Il primo è stato condotto dal Dipartimento di Psicologia dell’Università di Torino e pubblicato su The Canadian Journal of Psychiatry. In questo studio si evidenzia come, a seguito dello sviluppo dell’epidemia, il 69% della popolazione italiana esaminata manifesti sintomi di tipo ansioso, il 31% manifesti sintomi di tipo depressivo e il 20% sintomi da stress post-traumatico, che con il passare del tempo potrebbero evolversi in un vero e proprio disturbo. I soggetti maggiormente a rischio sarebbero quelli di sesso femminile, le persone con scarsa scolarizzazione e chi ha avuto contatti con persone che hanno contratto il Covid19.
Il secondo studio, sempre dell’Università di Torino, è stato condotto sui lavoratori del settore sanitario che sono stati in servizio nel periodo di maggiore criticità dell’epidemia ed è stato pubblicato sul Journal of Evaluation in Clinical Practice. In questo campione di medici e infermieri sono stati riportati livelli importanti di depressione e stress post-traumatico, anche in questo caso i soggetti femminili sono stati segnalati come maggiormente a rischio.
Il terzo studio è stato condotto dall’ospedale San Raffaele di Milano e pubblicato su Brain, Behavior and Immunity. Questo studio è stato condotto sui pazienti dimessi dall’ospedale dopo essere guariti dal Covid19 e riporta che oltre la metà di questi ha sviluppato problematiche di tipo psicologico, in particolare il 28% ha riferito disturbi da stress post-traumatico, il 31% depressione, il 42% disturbi di tipo ansioso, il 40% problemi di insonnia e il 20% sintomi ossessivo-compulsivi.
Lo studio più approfondito è probabilmente quello pubblicato sulla rivista scientifica The Lancet Psychiatry e condotto da un’equipe multidisciplinare di studiosi.

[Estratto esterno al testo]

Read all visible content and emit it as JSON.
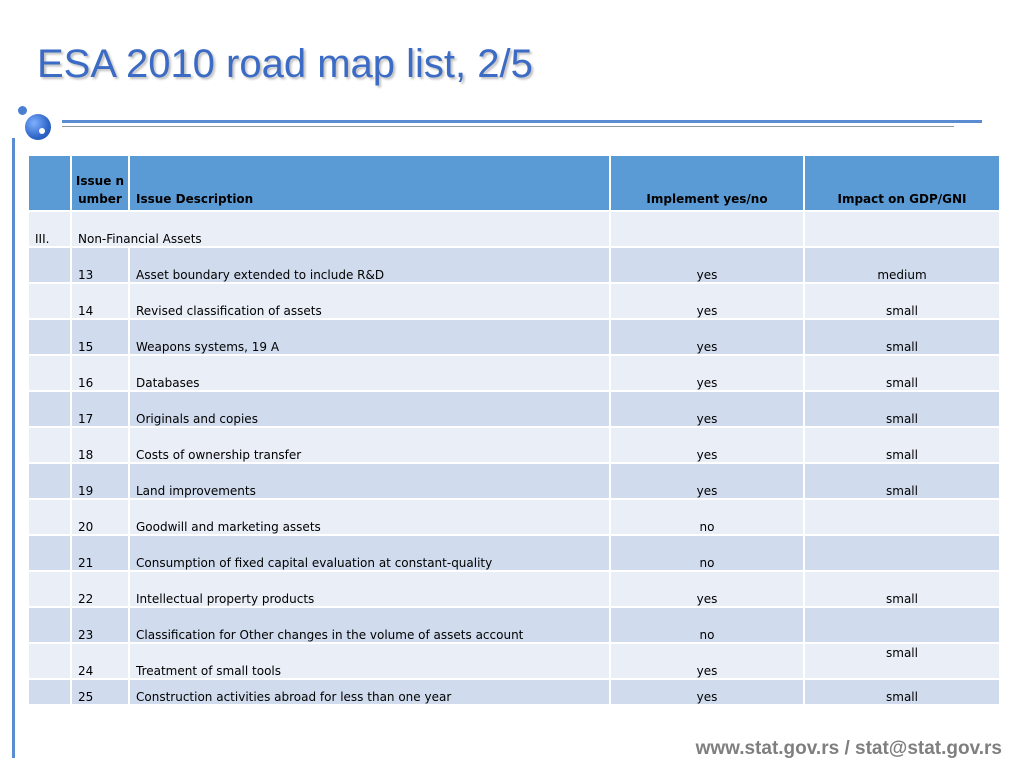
{
  "slide": {
    "title": "ESA 2010 road map list, 2/5",
    "footer": "www.stat.gov.rs / stat@stat.gov.rs"
  },
  "table": {
    "headers": {
      "section": "",
      "issue_number": "Issue number",
      "issue_description": "Issue Description",
      "implement": "Implement yes/no",
      "impact": "Impact on GDP/GNI"
    },
    "section_row": {
      "roman": "III.",
      "title": "Non-Financial Assets"
    },
    "rows": [
      {
        "number": "13",
        "description": "Asset boundary extended to include R&D",
        "implement": "yes",
        "impact": "medium"
      },
      {
        "number": "14",
        "description": "Revised classification of assets",
        "implement": "yes",
        "impact": "small"
      },
      {
        "number": "15",
        "description": "Weapons systems, 19 A",
        "implement": "yes",
        "impact": "small"
      },
      {
        "number": "16",
        "description": "Databases",
        "implement": "yes",
        "impact": "small"
      },
      {
        "number": "17",
        "description": "Originals and copies",
        "implement": "yes",
        "impact": "small"
      },
      {
        "number": "18",
        "description": "Costs of ownership transfer",
        "implement": "yes",
        "impact": "small"
      },
      {
        "number": "19",
        "description": "Land improvements",
        "implement": "yes",
        "impact": "small"
      },
      {
        "number": "20",
        "description": "Goodwill and marketing assets",
        "implement": "no",
        "impact": ""
      },
      {
        "number": "21",
        "description": "Consumption of fixed capital evaluation at constant-quality",
        "implement": "no",
        "impact": ""
      },
      {
        "number": "22",
        "description": "Intellectual property products",
        "implement": "yes",
        "impact": "small"
      },
      {
        "number": "23",
        "description": "Classification for Other changes in the volume of assets account",
        "implement": "no",
        "impact": ""
      },
      {
        "number": "24",
        "description": "Treatment of small tools",
        "implement": "yes",
        "impact": "small"
      },
      {
        "number": "25",
        "description": "Construction activities abroad for less than one year",
        "implement": "yes",
        "impact": "small"
      }
    ]
  },
  "colors": {
    "title": "#3b6bc4",
    "header_fill": "#5b9bd5",
    "row_light": "#e9eef7",
    "row_dark": "#d0dcee",
    "rule": "#5b8bd0",
    "footer": "#7f7f7f"
  }
}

In questo lavoro, oltre alle già citate problematiche relative all’ansia, depressione e disturbi da stress post-traumatico, si pone in evidenza come nei periodi successivi alle precedenti gravi epidemie siano aumentati nella popolazione i comportamenti a rischio di suicidio e di autolesionismo, soprattutto per chi ha vissuto in isolamento e solitudine i momenti più intensi dell’epidemia. Questi comportamenti, per quanto riguarda le epidemie del passato recente, sono stati messi in atto anche in periodi successivi e distanti dalla conclusione della problematica sanitaria. Lo studio sottolinea anche come il disagio psicologico possa essere condizionato negativamente dalla situazione sociale conseguente alla pandemia con una possibile crescita della disoccupazione e problemi finanziari diffusi. Le limitazioni all’apertura degli spazi pubblici e lo smart working da casa, inoltre, diminuirebbero le occasioni di incontro sociale e potrebbero influire negativamente sullo sviluppo delle reti sociali di sostegno che ogni persona costruisce nella sua vita, così come la chiusura delle scuole, che sono tra i primi luoghi in cui gli adolescenti chiedono aiuto in caso di difficoltà. Infine sarebbero da valutare i possibili effetti a lunga distanza per chi ha contratto un virus che infetta il sistema nervoso centrale come il Covid19: nel caso dell’influenza spagnola del 1918-20, ad esempio, alcuni degli effetti collaterali a livello cerebrale sono emersi a distanza di anni o addirittura decenni.
Questi dati ci possono fare riflettere su quanto siano importanti gli aspetti psicologici dell’attuale pandemia e quanto sia necessario attivare strategie atte a sviluppare una rete di servizi in grado di offrire il necessario supporto psicologico alla popolazione per gli anni a venire, agendo su più livelli: in presenza, on-line, telefonicamente, nei luoghi di aggregazione, nei luoghi di lavoro, nelle scuole, ecc. Non sarà solo una sfida per limitare i danni dell’attuale pandemia, sarà un passo fondamentale per costruire le basi di una nuova metodologia di lavoro in campo psicologico e sanitario, maggiormente preparata ad affrontare emergenze di questo tipo anche nel futuro, quindi maggiormente in grado di tutelare la salute degli individui sotto tutti gli aspetti.